Additionally, smart contracts are able to provide users with trust, safety, and reliability. The trust comes from the fact that the documents are on a shared ledger that is encrypted. It is impossible for someone to claim to lose a copy of the contract to get out of a commitment. It is similarly impossible for them to argue the contract terms were how you remember or even change them. The immutable ledger will display the smart contract exactly as it was originally and do so forever.
As a bonus, this immutability of the ledger means that you do not have to worry about losing the smart contract. There is no risk of losing the documents as there would be with a traditional document. On the blockchain, the smart contract documents are duplicated numerous times.

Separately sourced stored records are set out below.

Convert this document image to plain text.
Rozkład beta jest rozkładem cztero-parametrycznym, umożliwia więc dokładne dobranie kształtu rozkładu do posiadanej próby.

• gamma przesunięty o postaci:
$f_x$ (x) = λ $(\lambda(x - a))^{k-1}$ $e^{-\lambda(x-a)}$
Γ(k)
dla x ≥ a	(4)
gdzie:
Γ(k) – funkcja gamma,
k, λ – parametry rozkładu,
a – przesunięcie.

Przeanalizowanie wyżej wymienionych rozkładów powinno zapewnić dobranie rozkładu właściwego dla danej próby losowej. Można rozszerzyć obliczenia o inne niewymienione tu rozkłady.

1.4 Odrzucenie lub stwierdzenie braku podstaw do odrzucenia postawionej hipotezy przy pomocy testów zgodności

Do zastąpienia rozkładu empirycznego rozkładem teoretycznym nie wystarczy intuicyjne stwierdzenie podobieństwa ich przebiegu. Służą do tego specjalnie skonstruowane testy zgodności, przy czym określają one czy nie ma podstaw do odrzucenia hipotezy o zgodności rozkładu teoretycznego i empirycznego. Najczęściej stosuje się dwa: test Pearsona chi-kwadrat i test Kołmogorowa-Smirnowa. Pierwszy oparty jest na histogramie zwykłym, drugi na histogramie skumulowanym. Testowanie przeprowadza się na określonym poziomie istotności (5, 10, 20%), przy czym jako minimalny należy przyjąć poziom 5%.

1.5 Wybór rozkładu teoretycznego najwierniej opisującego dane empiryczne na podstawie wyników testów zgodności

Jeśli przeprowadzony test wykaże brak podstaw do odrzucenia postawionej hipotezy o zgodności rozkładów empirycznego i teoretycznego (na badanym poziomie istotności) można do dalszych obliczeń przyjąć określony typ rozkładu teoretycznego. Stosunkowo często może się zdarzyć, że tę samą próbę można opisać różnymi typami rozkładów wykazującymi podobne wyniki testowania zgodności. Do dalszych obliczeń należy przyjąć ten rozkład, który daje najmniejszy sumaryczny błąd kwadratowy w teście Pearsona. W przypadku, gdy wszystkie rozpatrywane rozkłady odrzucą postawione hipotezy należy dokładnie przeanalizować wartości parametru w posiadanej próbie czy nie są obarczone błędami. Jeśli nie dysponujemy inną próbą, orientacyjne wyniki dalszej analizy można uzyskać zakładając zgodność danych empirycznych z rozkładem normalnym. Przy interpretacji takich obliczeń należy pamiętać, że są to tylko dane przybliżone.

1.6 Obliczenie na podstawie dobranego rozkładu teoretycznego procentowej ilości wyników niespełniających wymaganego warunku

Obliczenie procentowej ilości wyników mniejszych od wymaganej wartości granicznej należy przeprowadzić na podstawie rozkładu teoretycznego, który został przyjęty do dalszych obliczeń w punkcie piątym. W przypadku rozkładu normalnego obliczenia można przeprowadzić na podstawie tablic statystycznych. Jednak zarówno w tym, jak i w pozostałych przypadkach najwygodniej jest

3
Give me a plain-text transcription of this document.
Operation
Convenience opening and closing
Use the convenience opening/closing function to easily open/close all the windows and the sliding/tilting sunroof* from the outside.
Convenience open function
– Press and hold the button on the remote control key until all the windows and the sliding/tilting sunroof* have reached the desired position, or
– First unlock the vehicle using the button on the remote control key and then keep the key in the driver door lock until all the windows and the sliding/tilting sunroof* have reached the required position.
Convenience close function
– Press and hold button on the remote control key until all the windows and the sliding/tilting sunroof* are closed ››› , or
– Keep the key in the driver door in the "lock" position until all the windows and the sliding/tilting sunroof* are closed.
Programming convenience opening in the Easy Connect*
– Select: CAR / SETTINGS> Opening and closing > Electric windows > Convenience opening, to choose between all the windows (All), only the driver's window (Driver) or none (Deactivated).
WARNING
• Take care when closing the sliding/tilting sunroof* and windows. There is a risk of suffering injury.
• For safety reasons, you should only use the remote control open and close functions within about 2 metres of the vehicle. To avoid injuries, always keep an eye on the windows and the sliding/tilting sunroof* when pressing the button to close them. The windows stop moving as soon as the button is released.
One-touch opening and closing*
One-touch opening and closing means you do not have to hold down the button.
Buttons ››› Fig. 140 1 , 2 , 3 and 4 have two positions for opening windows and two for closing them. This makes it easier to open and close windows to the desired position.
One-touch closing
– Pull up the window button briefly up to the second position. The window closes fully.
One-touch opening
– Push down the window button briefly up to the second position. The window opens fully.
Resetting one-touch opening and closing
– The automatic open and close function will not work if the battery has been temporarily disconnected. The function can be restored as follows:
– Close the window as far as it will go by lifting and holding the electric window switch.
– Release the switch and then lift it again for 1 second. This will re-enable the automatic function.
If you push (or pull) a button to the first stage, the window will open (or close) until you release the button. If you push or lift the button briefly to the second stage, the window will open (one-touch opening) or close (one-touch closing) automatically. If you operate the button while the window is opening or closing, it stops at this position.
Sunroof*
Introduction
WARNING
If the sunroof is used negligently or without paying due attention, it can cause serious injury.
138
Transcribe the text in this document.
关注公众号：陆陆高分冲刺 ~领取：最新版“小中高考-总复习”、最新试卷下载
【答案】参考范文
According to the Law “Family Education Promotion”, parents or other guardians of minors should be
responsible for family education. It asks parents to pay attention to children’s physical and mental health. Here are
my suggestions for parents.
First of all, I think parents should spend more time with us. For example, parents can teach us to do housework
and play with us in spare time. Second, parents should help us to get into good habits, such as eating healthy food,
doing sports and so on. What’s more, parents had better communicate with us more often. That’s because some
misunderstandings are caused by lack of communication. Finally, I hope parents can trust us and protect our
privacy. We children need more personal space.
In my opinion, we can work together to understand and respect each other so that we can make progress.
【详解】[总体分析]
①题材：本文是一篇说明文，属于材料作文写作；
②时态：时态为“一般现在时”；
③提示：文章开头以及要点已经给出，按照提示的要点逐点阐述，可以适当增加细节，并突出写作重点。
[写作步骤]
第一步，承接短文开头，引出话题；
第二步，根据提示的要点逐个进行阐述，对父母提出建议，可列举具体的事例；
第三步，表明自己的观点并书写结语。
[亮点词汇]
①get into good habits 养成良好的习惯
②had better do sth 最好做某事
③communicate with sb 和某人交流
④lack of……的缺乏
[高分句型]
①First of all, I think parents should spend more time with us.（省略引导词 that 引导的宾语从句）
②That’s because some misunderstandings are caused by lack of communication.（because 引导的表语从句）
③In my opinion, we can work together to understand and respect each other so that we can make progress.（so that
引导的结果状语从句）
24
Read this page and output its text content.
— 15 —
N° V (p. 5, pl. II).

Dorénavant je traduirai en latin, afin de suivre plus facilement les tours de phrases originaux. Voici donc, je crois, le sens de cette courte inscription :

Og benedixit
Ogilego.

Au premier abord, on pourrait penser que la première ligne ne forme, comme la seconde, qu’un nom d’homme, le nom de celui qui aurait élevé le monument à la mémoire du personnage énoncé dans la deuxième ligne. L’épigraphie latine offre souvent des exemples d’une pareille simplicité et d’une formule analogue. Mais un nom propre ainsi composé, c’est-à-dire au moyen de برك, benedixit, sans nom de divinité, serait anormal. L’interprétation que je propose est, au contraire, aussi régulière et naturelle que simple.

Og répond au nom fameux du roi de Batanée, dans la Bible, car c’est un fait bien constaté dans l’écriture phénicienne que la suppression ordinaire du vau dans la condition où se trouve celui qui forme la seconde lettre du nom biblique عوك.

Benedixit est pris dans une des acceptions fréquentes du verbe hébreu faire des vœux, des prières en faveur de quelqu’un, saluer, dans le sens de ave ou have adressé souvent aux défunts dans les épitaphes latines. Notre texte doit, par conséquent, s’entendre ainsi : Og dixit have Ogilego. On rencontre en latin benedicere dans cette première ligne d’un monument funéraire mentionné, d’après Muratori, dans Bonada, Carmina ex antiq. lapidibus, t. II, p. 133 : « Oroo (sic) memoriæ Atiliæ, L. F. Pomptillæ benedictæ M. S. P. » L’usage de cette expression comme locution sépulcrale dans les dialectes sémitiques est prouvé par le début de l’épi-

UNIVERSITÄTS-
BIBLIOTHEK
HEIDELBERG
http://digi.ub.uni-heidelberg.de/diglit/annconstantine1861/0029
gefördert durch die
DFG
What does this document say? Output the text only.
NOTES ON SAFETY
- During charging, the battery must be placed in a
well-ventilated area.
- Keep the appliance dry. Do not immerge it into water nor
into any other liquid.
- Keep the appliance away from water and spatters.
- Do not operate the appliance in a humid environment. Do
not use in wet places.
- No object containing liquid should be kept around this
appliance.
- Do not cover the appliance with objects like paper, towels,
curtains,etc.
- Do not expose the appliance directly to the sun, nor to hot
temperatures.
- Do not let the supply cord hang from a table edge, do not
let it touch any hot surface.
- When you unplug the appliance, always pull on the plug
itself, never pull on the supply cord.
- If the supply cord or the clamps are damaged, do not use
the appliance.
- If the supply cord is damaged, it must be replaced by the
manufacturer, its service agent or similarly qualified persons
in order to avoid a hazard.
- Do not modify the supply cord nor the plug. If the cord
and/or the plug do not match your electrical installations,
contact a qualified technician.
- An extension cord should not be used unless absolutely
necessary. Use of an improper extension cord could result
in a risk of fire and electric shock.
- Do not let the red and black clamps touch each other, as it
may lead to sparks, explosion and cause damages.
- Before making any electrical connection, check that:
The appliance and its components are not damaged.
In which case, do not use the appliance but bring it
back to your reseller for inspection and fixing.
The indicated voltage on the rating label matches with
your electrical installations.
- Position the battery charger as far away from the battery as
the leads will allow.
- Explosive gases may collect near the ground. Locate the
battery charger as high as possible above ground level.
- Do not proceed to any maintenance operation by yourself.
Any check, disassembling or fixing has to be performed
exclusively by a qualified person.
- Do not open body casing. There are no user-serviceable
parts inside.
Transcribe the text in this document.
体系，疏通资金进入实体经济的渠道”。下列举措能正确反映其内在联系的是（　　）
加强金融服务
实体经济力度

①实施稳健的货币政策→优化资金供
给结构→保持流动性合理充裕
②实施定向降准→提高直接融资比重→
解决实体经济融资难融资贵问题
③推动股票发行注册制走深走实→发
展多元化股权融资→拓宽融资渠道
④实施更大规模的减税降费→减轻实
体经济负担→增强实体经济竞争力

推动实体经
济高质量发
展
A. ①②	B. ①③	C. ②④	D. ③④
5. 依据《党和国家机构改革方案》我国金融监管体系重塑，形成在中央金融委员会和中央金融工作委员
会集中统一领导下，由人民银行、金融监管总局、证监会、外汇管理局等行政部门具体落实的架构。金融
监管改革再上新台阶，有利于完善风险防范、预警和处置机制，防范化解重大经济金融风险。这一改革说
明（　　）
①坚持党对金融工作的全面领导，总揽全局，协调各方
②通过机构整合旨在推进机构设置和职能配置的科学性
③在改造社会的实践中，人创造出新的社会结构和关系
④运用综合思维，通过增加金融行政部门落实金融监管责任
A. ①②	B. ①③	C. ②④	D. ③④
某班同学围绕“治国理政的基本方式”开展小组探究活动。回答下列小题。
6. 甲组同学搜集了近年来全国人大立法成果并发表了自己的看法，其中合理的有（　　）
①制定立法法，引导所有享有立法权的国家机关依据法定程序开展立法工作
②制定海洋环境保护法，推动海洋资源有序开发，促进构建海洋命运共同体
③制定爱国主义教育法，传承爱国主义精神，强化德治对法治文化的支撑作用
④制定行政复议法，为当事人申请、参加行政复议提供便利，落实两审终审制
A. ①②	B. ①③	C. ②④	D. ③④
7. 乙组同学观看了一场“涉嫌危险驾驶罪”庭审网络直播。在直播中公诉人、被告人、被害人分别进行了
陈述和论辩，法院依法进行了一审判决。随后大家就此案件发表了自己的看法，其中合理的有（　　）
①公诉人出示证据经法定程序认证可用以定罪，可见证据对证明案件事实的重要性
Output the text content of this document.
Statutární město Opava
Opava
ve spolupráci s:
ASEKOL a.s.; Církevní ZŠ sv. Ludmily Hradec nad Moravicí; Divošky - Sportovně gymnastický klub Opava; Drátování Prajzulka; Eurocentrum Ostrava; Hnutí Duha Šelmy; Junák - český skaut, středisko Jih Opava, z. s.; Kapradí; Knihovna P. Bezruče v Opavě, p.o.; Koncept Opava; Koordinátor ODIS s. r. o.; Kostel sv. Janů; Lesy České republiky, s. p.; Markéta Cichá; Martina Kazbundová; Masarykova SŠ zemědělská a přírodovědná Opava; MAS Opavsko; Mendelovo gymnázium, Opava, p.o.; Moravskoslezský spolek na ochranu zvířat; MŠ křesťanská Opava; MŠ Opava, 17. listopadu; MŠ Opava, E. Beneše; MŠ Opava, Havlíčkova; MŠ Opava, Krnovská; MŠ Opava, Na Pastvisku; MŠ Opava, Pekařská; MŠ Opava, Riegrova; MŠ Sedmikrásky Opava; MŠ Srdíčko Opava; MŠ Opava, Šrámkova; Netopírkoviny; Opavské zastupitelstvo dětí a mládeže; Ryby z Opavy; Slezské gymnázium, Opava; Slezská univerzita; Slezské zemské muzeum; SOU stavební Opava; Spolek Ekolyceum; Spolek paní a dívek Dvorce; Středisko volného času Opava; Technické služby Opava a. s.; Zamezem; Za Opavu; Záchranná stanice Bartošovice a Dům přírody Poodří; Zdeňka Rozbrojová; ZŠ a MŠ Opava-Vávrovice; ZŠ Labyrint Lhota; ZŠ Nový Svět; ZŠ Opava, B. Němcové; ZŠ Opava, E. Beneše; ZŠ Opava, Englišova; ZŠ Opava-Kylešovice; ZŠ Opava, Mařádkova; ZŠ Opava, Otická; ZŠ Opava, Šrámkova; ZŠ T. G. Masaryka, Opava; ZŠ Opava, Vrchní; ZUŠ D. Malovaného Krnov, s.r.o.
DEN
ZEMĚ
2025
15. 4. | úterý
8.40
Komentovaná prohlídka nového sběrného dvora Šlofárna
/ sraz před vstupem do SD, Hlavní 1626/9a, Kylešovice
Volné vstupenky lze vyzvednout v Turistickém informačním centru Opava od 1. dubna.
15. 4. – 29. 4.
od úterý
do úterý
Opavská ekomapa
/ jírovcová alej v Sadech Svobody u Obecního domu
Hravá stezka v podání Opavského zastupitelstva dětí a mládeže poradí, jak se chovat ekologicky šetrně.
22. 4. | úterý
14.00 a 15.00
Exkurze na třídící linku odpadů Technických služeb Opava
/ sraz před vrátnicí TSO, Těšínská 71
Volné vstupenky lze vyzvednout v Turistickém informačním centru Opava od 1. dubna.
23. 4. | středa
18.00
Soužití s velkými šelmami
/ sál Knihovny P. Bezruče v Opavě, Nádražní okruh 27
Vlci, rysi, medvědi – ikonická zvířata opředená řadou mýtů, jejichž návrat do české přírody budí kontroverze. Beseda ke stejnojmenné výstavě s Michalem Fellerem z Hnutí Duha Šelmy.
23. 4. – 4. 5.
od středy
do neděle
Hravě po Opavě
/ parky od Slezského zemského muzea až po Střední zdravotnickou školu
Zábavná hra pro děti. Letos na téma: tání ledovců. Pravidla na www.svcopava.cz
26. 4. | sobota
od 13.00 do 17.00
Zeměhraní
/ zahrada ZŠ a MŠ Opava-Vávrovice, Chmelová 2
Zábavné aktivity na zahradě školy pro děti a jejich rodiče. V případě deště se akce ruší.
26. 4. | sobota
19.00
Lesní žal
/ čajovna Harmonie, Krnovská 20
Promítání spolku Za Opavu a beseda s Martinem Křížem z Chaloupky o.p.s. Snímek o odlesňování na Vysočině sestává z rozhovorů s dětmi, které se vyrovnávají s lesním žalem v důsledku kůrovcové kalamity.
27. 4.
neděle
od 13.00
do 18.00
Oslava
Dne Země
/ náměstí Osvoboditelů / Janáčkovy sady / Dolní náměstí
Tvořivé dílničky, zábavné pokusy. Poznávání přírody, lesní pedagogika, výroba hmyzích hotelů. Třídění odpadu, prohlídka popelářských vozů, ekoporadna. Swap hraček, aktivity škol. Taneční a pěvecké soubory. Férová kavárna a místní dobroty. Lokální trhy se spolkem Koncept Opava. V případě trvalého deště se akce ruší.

Smart contracts also excel in terms of safety as they make use of cryptography for website encryption. It is practically impossible to crack the code behind the cryptographic methods used to gain access to the information.
Smart contracts can be useful in a vast range of situations. Some examples include insurance premiums, financial derivatives, breach contracts, and credit enforcement. You can also use them for legal processes, crowdfunding agreements, property law, and anything else requiring a contract.
Although smart contracts have only begun receiving attention in recent years, the idea is not new. Cryptographer and computer scientist Nick Szabo first described them in 1996. Over the years, he revised his concept, releasing multiple publications outlining the idea. Implementation finally became possible with the arrival of Bitcoin in 2009.
Smart contracts outline an agreement on the blockchain as well as enforce them. As such, they can eliminate middlemen from contracts, saving time and money while improving security. Smart contracts have dozens of applications from business to finance to any type of agreement.